My name's Zeek, I live in South Florida. I am brand new to the board, I have been browsing it for a bit and I really like how everybody really helps everyone out.
I am 22 years old, and I started smoking marijuana about 3 years ago. Became a strong smoker about a year and a half ago.
That day, 3 years ago, I made the worst decision of my life...tried pot.
It has absolutly destroyed my life. Everything was going so incredibly well for me, I had a great job, great friends and was doing everything I wanted.
Now, I lost most of my friends, I never want to work, and my relationship with love ones as gone down the drain.
I've actually been wanting to stop smoking for a long time now, here's what happens to me. I will smoke, get extremely depressed thinking about how bad things have gone, and say to myself I won't smoke ever again.
10 minutes later I'm already thinking about when the next time I get to smoke will be. Most of my time during the day is spent thinking when will I have the chance to smoke again.
I tried deleting the person's number off of my phone who I can get the pot from, but I find myself the next day calling others trying to get that number back. There goes another hour of my life which could have been spent so much more productivly.
I think about the countless hours of my life that I have COMPLETLY WASTED these past couple of years, and it makes want to cry. IT is EVERY DAY that I just waste away, hoping to get another smoke in.
I want to quit, and yet, at the same time, I'm hoping I'll be able to smoke tonight.
I really need help, I don't know what to do anymore. I feel isolated from anyone. I never really want to do anything other than just sit around. I get mad when someone calls me on the phone and interrupts me from NOT DOING ANYTHING!!!
I could keep going, but I think I've made this post long enough. Sorry for that.
I do hope that not everyone has had to go through the same as I have, and I'm still going through it, and I'm really hoping this moment is what will turn my life around.
Thank you everyone
Pot isn't the monkey on my back, but I am a bit of a reformed pothead so I thought I'd respond. I started smoking pot when I was 13, moved in with my pot dealer when I was 18, left him for his dealer when I was 21. (I loved the guys, so it wasn't all a drug thing, but it was a lifestyle!) It was all pot, all the time. We got busted for selling it in 1991 and boom, probation, had to go straight. I didn't think I could do it, but drug tests for 3 years didn't give me a choice. Well, pot's been there for me off and on. I've really noticed that my friends that smoke, just smoke. They work minimum wage jobs, are musicians, or don't work. My non-doper friends went to college, and have careers and families. I kind of drifted into a pattern of smoking pot at night, after my daughter went to bed. When I was laid off in October, I had to quit smoking for drug tests for jobs. I finally got a job, with no drug test!, and got high. It sucked. It just made me tired. I had built pot up in my head so much that it was amazing how lame it felt when I finally indulged. Now I realize I can take it or leave it, and with my addictive personality I'm gonna try to leave it.
To me, the danger of pot is that it's a gateway drug. It always led to much bigger and worse drugs to me. And when you're high, you're not motivated to do much of anything. It sounds like you realize that and want to get off, but you are torn b/c you are addicted. Sounds just like me and pain pills, my doc.

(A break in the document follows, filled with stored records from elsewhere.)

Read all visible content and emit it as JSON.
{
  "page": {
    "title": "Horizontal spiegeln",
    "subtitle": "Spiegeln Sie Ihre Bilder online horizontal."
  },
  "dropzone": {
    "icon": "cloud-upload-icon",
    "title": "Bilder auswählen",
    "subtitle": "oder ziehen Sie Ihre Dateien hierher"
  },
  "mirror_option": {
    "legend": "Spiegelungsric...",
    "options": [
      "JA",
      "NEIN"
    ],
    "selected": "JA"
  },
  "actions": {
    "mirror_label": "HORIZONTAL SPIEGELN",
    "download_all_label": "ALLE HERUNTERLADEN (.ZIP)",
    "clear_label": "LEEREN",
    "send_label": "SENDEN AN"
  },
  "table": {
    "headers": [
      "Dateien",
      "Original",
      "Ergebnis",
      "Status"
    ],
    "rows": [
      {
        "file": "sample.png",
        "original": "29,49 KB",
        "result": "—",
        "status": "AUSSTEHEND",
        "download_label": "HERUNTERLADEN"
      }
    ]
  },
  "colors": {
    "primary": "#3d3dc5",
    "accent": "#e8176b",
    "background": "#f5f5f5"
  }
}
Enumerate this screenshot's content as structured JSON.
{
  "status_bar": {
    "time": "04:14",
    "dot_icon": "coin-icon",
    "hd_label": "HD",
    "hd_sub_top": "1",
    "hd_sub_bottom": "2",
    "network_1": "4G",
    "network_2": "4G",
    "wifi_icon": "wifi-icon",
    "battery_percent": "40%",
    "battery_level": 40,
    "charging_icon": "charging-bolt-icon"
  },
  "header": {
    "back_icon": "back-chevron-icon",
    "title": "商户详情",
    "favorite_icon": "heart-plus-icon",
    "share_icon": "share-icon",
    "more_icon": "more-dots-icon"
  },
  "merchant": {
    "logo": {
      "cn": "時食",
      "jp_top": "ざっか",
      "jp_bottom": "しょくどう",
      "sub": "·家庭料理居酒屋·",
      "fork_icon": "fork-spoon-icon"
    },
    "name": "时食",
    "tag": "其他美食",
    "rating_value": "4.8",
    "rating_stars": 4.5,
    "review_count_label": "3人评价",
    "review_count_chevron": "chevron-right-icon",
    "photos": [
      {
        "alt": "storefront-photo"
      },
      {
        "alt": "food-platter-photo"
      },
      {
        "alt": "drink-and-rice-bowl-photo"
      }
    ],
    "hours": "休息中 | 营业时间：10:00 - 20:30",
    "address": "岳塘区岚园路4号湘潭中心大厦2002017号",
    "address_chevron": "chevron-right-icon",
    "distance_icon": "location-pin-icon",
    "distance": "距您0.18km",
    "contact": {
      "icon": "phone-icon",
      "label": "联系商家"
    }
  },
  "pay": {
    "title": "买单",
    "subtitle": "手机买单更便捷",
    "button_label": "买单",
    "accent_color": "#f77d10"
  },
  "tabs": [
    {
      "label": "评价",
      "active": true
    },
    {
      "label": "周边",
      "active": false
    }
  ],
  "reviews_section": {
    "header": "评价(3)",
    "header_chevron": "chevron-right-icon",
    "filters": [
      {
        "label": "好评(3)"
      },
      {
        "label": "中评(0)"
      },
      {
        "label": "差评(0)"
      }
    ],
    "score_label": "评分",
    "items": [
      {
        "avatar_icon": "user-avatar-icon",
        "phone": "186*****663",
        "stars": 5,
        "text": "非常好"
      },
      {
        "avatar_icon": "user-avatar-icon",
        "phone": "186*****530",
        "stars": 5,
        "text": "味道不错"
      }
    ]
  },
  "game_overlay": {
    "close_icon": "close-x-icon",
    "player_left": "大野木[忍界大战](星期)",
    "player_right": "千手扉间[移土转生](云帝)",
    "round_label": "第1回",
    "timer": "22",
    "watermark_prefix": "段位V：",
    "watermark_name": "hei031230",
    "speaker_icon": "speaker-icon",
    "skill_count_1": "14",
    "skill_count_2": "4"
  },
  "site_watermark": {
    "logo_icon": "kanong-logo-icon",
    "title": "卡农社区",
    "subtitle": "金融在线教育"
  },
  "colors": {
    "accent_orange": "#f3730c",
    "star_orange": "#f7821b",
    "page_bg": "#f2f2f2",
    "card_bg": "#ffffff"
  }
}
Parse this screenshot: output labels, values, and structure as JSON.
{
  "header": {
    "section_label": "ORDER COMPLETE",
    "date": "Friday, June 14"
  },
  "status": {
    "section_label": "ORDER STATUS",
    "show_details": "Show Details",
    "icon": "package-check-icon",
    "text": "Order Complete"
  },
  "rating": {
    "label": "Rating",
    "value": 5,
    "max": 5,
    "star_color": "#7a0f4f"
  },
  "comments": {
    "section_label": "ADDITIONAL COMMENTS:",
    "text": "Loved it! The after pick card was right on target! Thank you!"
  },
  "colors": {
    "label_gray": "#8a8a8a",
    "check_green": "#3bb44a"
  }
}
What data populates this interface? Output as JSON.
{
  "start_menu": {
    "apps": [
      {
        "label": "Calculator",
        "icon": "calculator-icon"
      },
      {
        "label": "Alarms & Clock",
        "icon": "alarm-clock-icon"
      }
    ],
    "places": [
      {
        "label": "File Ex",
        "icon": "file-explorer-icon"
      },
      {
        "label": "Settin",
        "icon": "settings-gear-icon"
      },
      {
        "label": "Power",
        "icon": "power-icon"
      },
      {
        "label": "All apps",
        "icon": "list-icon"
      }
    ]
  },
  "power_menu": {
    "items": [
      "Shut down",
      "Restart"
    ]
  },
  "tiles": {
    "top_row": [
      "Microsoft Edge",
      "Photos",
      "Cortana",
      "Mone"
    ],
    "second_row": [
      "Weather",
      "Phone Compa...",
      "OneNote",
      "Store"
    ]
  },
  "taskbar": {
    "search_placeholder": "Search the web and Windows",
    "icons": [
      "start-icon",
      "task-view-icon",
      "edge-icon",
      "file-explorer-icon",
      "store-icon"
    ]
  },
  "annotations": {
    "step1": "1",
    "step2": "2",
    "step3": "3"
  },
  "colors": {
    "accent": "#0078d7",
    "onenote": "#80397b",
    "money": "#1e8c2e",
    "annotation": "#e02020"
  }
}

My advice would be to try to get away from it, is there a sober place (like a friend or relative's out of state) you can go to and be away from the pot. You'll be gripey and agitated at first, but you'll find your calm again. Have you thought about going to an N/A meeting to get support there? Maybe you should just tell yourself you'll be clean for a week, and take it one day at a time. Get rid of your pot and pipes and lose the phone numbers. Make a list of goals you haven't achieved due to being high. Look at the stoners around you and ask yourself if that's what you want? Avoid stoner movies, by the way. Way too tempting right now.
Hope this helped. If not, write me back anyway. I'm here for support.
Z-dog (mind if I call you that? fits a so. FL guy),
I am a reformed pot smoker, I used to toke every hour begining at 6in the morning (remeber the Cypress Hill song?? That was me. If you don't know these guys, check out the album--came out about 10-12 years ago) and not stoping until my head hit the pillow at night. TG that was over 8 years ago. I know this will be hard, but can you make a list of things you would like to accompish in the next year? I did this and eventually made up my mind to go to school--something i could not have done stoned. I did find the light at the end of the tunnel, I came away from school 8 years later with a Graduate Degree! YOU CAN TOO, just MAKE UP YOUR MIND! If you have faith in yourself, the rest will follow. (not saying school is the answer, the answer is following any number of your dreams).
If there are any passions in your life, go with it, they will keep you occupied. In the meantime, take it ten minutes at a time, when you crave, try to go for a walk or do something to take your mind off this devil of a problem.
Last edited by barbaric_yawp; 02-15-2006 at 10:55 AM.